Malicious package flood on PyPI might be sign of new attacks to come

The PyPI package flood is just the latest in a string of attacks on public repositories with the intent to plant malicious code.

Profile photo of a developer / programmer reviewing code on monitors in his workspace.
Roman Samborskyi / Shutterstock

Over the weekend an attacker has been uploading thousands of malicious Python packages on the public PyPI (Python Package Index) software repository. If executed on a Windows system, these packages will download and install a Trojan program hosted on Dropbox.

Flooding public package repositories with malicious packages is not entirely new. Last year researchers detected a group of 186 packages from the same account on the JavaScript npm repository that were designed to install cryptomining software on Linux systems.

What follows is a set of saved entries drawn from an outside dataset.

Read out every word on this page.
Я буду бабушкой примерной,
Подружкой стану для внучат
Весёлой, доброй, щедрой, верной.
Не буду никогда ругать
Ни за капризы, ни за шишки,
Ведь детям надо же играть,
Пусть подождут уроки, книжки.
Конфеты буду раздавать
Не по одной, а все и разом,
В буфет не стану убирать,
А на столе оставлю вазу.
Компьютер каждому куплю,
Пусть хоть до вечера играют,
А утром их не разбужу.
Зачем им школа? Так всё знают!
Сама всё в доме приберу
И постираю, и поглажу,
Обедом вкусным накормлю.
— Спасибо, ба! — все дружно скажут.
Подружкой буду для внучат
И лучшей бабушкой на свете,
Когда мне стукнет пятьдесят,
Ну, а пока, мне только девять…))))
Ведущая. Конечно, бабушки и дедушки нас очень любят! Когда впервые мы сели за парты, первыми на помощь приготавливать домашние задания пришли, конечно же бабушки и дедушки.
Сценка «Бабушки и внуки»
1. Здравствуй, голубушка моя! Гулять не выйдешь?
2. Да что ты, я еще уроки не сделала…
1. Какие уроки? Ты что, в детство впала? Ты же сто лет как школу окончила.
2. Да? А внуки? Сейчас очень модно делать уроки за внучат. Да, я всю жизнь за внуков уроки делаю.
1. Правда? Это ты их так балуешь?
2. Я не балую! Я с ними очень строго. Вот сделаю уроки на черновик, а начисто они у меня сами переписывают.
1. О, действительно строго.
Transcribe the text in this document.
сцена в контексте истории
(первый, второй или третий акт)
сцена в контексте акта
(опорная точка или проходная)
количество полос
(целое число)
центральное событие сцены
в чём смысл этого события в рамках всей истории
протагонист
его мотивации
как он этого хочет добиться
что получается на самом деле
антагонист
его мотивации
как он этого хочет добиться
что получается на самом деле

However, according to researchers on Twitter, this new incident on PyPI was much larger in scope and involved over 5,000 packages, as the attacker kept pushing new ones as the PyPI maintainers were finding and removing the already published ones. So this might be a sign of future attacks to come.

According to software supply chain management company Sonatype, which has been tracking the attack, this seems more like a spray-and-pray attack with the intent to poison search results for various terms on PyPI rather than a targeted attack against users of existing legitimate packages. However, it's also plausible that the attackers might be flooding PyPI with a high number of packages to bury a few "potent typosquats" in the noise, Sonatype staff researcher Ax Sharma tells CSO. Typosquatting is an attack technique that is common on public repositories, where attackers will publish packages with names very similar to legitimate packages, usually including a common typo or slight variation in the name that developers are likely to fall for.

The names used by the thousands of packages uploaded so far seem randomly generated by mixing up popular terms including company names such as PayPal or Nvidia, but also common prefixes like py- for Python or lib for library. "Confusion arises in cases when a developer may 'know' offhand the name of a popular library, for example, from previously having read docs or given a library’s prominence in the industry, but then being presented with two versions of the package when navigating to PyPI," Sharma explains. "For example, a 'mydesiredtool' (real) vs. a 'py-mydesiredtool' (malicious typosquat), with the latter implicitly touting itself as the Python-specific version."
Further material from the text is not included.